This past summer the bar started doing karaoke every Thursday night. Oh did I mention that the bar is predominantly french, so not only is it karaoke, it's literally Love Shack/Like a Virgin with a drunk french Canadian accent (not to bash francos, just sayin' no one's going "wow, you sound so much like the real song!). Oh and they have a patio too.
The karaoke mixed with bouncers constantly kicking the shit out of drunk strip club patrons has put us over the deep end. What the hell were we thinking?! (did I mention the apartment is really nice...and big?). We just looked at a new apt. this weekend. It's in the back corner of the building, with vines covering the windows, perfect..
view Angie in Montreal's profile
Any street noise is relatively isolated in my apartment--it's on a very residential street. I do hear the bus, and traffic, and garbage trucks, and police helicopters but I don't find it disturbing. What's been the bane of my existence lately is my downstairs neighbor's bedroom "activities." Even with a new rug/padding, ear plugs, and a fan running for white noise. I mentioned it gently in a note about a week ago and haven't had any problems recently, but it was pretty ridiculous for awhile.

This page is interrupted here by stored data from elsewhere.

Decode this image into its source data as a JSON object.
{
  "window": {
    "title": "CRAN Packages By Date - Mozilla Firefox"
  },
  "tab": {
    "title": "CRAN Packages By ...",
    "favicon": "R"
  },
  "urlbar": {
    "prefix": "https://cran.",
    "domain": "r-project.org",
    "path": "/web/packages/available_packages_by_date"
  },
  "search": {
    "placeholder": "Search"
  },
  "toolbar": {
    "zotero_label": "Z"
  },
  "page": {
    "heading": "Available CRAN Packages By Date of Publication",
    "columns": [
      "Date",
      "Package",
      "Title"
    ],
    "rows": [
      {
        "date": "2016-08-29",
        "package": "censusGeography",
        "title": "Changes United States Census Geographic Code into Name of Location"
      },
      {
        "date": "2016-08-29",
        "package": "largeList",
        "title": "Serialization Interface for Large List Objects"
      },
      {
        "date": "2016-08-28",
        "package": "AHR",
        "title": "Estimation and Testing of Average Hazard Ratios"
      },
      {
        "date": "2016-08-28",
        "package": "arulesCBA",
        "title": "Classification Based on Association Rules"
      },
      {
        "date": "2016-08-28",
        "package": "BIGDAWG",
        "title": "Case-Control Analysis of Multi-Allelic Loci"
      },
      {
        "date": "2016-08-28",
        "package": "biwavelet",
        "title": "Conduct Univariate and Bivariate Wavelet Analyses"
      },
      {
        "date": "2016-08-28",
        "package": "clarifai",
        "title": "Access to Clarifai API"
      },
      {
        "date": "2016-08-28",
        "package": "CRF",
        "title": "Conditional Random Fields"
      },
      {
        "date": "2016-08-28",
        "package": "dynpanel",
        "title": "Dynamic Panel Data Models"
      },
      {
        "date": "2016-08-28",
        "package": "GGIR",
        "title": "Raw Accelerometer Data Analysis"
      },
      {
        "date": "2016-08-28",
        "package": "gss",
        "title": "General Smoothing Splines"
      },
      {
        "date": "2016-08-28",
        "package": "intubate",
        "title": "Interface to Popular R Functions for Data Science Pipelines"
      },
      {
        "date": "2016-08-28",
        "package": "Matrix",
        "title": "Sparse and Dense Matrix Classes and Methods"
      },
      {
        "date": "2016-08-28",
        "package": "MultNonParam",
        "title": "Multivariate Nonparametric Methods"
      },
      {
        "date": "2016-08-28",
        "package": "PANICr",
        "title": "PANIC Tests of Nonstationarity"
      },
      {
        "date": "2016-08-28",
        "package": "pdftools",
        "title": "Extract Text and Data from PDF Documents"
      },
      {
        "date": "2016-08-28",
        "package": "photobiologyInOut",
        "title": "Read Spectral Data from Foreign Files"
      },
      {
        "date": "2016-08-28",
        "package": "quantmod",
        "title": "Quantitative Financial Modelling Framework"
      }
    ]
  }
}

view Christine (the one in DC)'s profile
Oh I also remembered this, it's the most ridiculous thing yet...
For awhile we had a neighbour, a girl who we thought perhaps worked across the street at the strip club, based on her style of dress, and "working" hours. Then we realized she was filming PORN next door when guys kept bringing in all sorts of weird film equipment and moving all kinds of furniture in and out and she was constantly walking around in high heels. At the same time, my dad was visiting and sleeping on the couch. One day he mentioned at breakfast "your neighbour, she's kind of a screamer hey? ". Yikes.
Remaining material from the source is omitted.